GemKonnect
Skewed Perceptions: $550,00 For A Cartoon, 70% Discounts For Jewellery
Vinod Kuriyan 11/23/2015
The perception of value isn’t simply a matrix of rarity, beauty and high price. It is in fact, one of those undefinable issues.The jewellery retail industry doesn’t seem to know what it is right now. Cartoon collectors on the other hand, seem very sure about what value is. And they’re willing to put their money down on their perceptions.
Would you, for instance, pay half a million dollars for an original cartoon drawing? Particularly one that has major issues such as stereotypical racial perception and the promotion of big game hunting among other things? The asking price for an original plate of Tintin Au Congo, the original French version of Tintin In The Congo, by Belgian cartoonist Georges Remis who wrote under the pen name Hergé, is $550,000.
The artwork from the cartoon featuring the boy-adventurer Tintin has a very good chance of realising its asking price. A double-page strip from the Tintin adventure King Ottokar's Sceptre sold for $1.7 million last month at Sotheby's in Paris. The previous year, the original art for Tintin and the Shooting Star set a record when it sold for almost $3 million at the Brussels Antique Fair.
Meanwhile, US retailers are loudly promoting 70 percent discounts for jewellery over the holiday season. It’s almost as if they don’t really believe in the value of their own product.
You can’t really blame them. The middle of the gem and jewellery production pipeline doesn’t seem to have any idea of the value of its product either. While scarcity or rarity does, in a strict economic sense, increase the value of a product or commodity, these two things alone do nothing to make the consumer want to buy something.
De Beers understood this and positioned diamonds as the symbol of a relationship between a man and a woman. It no longer runs its famous global promotions. Surprisingly, along with all the other diamond mining firms, it actually pushed the argument that diamond prices would automatically increase as mine output declined and product scarcity kicked in.

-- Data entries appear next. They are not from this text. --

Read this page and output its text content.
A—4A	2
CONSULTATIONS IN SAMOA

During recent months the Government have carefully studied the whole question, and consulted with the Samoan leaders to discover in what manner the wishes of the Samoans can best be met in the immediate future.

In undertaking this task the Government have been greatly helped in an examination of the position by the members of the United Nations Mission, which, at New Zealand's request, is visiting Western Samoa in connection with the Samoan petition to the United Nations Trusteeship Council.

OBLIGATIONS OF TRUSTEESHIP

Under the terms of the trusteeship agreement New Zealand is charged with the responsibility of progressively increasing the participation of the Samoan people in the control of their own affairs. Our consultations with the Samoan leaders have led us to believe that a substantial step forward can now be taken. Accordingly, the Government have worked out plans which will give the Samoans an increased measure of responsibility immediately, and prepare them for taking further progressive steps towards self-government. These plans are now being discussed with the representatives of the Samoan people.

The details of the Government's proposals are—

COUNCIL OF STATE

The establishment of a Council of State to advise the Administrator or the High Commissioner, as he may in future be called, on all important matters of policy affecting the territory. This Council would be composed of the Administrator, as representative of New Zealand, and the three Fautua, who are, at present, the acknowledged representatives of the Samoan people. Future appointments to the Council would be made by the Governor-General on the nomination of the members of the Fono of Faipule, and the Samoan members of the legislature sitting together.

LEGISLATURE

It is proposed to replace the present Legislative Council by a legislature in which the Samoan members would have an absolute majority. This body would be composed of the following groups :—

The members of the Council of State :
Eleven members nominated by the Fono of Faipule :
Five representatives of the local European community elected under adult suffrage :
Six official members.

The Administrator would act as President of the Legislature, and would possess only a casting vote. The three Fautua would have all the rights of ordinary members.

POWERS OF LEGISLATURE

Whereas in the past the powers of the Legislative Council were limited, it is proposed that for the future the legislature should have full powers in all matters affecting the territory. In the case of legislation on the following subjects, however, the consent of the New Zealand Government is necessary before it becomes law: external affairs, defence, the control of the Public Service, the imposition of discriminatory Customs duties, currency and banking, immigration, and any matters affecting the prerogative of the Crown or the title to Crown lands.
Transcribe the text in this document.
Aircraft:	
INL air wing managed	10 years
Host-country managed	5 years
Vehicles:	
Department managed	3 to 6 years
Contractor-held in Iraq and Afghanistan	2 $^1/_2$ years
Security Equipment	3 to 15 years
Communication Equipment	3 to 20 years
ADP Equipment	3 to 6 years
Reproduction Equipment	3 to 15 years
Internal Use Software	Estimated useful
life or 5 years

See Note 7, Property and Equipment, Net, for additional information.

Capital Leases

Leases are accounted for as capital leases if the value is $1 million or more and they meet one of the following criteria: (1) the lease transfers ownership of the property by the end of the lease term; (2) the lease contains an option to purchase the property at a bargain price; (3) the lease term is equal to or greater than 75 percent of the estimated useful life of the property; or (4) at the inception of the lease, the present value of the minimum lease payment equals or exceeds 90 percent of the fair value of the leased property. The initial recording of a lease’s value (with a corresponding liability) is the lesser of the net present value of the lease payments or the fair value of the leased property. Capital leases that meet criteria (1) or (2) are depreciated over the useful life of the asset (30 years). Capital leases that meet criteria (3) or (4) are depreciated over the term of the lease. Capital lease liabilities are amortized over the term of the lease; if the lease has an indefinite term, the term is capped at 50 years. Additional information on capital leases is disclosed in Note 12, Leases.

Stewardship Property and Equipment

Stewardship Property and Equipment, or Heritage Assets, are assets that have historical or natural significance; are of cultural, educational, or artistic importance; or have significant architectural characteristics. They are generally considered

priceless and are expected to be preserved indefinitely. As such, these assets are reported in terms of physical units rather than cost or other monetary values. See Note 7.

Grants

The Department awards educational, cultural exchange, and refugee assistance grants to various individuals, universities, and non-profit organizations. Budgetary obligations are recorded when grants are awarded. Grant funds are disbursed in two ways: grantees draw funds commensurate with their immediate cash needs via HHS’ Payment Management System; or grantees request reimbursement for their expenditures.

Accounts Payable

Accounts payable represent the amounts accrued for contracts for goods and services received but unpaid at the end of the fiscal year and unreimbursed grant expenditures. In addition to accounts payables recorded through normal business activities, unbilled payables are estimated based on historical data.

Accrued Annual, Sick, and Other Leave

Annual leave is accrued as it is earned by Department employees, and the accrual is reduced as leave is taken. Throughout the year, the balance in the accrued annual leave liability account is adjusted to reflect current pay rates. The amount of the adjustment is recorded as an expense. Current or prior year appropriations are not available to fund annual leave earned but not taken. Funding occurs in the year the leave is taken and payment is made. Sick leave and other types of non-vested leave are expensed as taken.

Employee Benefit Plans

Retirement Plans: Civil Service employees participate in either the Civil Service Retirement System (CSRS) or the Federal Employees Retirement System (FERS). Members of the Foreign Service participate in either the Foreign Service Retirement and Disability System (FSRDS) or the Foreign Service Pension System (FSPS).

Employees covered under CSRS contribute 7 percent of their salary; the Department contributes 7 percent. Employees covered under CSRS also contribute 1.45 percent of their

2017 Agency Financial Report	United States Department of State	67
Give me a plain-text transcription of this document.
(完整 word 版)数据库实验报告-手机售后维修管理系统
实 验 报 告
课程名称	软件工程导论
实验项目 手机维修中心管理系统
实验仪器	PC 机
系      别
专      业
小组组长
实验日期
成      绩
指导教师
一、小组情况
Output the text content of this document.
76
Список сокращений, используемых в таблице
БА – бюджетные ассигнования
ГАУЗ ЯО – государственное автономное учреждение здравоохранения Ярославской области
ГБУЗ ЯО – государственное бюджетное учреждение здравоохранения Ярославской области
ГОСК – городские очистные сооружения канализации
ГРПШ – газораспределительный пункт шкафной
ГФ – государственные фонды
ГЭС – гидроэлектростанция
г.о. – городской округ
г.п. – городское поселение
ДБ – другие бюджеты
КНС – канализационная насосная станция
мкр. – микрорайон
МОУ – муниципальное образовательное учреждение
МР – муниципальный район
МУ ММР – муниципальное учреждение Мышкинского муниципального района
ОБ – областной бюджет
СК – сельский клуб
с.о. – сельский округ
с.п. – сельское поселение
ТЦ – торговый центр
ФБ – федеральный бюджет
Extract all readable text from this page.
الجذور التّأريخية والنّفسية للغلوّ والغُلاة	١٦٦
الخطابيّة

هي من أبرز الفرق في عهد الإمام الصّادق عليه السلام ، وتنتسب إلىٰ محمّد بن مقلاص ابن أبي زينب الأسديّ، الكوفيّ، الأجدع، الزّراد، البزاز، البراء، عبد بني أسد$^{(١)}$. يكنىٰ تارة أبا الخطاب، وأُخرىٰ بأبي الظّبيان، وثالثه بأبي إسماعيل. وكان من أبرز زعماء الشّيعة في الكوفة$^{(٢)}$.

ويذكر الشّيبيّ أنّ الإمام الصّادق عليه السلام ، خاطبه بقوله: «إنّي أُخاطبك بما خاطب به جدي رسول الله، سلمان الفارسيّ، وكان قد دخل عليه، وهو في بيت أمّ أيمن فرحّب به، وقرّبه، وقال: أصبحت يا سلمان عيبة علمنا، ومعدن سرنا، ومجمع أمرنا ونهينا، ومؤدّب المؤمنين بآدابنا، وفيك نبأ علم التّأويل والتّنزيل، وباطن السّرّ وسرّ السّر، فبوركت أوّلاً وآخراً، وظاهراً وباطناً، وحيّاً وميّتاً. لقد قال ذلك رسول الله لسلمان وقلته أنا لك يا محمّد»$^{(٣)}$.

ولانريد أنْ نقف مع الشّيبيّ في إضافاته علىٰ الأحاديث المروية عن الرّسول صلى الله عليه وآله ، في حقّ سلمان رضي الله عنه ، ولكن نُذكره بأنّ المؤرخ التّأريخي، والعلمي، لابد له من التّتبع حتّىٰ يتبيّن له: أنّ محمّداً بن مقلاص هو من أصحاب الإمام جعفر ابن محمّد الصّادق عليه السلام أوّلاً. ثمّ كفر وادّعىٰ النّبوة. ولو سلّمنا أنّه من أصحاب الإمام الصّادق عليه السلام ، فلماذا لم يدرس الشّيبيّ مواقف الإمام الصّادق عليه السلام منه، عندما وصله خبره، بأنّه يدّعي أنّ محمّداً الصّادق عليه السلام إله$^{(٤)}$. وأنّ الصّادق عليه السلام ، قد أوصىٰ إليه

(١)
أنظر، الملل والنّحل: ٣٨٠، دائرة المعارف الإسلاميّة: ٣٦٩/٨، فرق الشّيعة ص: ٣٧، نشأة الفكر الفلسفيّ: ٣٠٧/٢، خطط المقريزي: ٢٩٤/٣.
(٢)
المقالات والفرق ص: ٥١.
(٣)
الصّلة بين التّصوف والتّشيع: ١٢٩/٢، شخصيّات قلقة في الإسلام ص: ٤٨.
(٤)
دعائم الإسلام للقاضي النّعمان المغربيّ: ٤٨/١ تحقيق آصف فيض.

Consumers, who have a range of other luxury products and services to choose from, haven’t bought into that line of reasoning. Many in the industry seem surprised at learning what they should have known well — a diamond is only worth as much as a consumer is willing to pay for it. So now retailers have been reduced to offering 70 percent discounts to sell jewellery over the holiday season.
What is key is that the retailers who are offering these large discounts are major chain operators who sell a variety of products. Jewellery is just one of them. If it takes a 70 percent discount to get rid of jewellery that will otherwise simply sit on their shelves as dead stock, they are naturally not going to hesitate.
Multi-segment retailers are the biggest sellers of jewellery. Specialty jewellery retailers are and endangered species. The question is, will the multi-segment retailers want as much jewellery when they start restocking after the holidays? What will their assessment of jewellery as a product category in general be?
Industry pundits have expounded at length about how the very perception of luxury is now very different to what it used to be. It is now not at all linked to price but instead to the experiential component that the product or service delivers and as to whether or not it helps the acquirer make some sort of personal statement.
“I got this at a bargain” isn’t the sort of statement the industry wants. That, in fact, devalues the very idea of a “precious” material to begin with.
Some mid price brands like Pandora, — who offer a large variety of product in what is being described as the “hundreds and not thousands” price band — seem to have understood what that perception of value is. Their designs start with a target price and are aimed primarily at the self-purchase market, which has a much clearer definition of perceived value than the fuzzy, upper-price-band gifting segment.
Products in the mid-price section transmit value by offering design as a personal statement combined with high quality that ensures that the product will endure and not fall apart like the “cheap and cheerful” lower end products.
The mid segment does use lower-cost diamonds and while its products might not at some later date get to the $500,000 level in a collector’s market, they will, nonetheless be something that a mother might want to pass on to her daughter as a favoured everyday style statement.
Consumers in today’s fast-changing, technology-driven world get the idea of “enduring value” much better than a fuzzy idea of “forever”.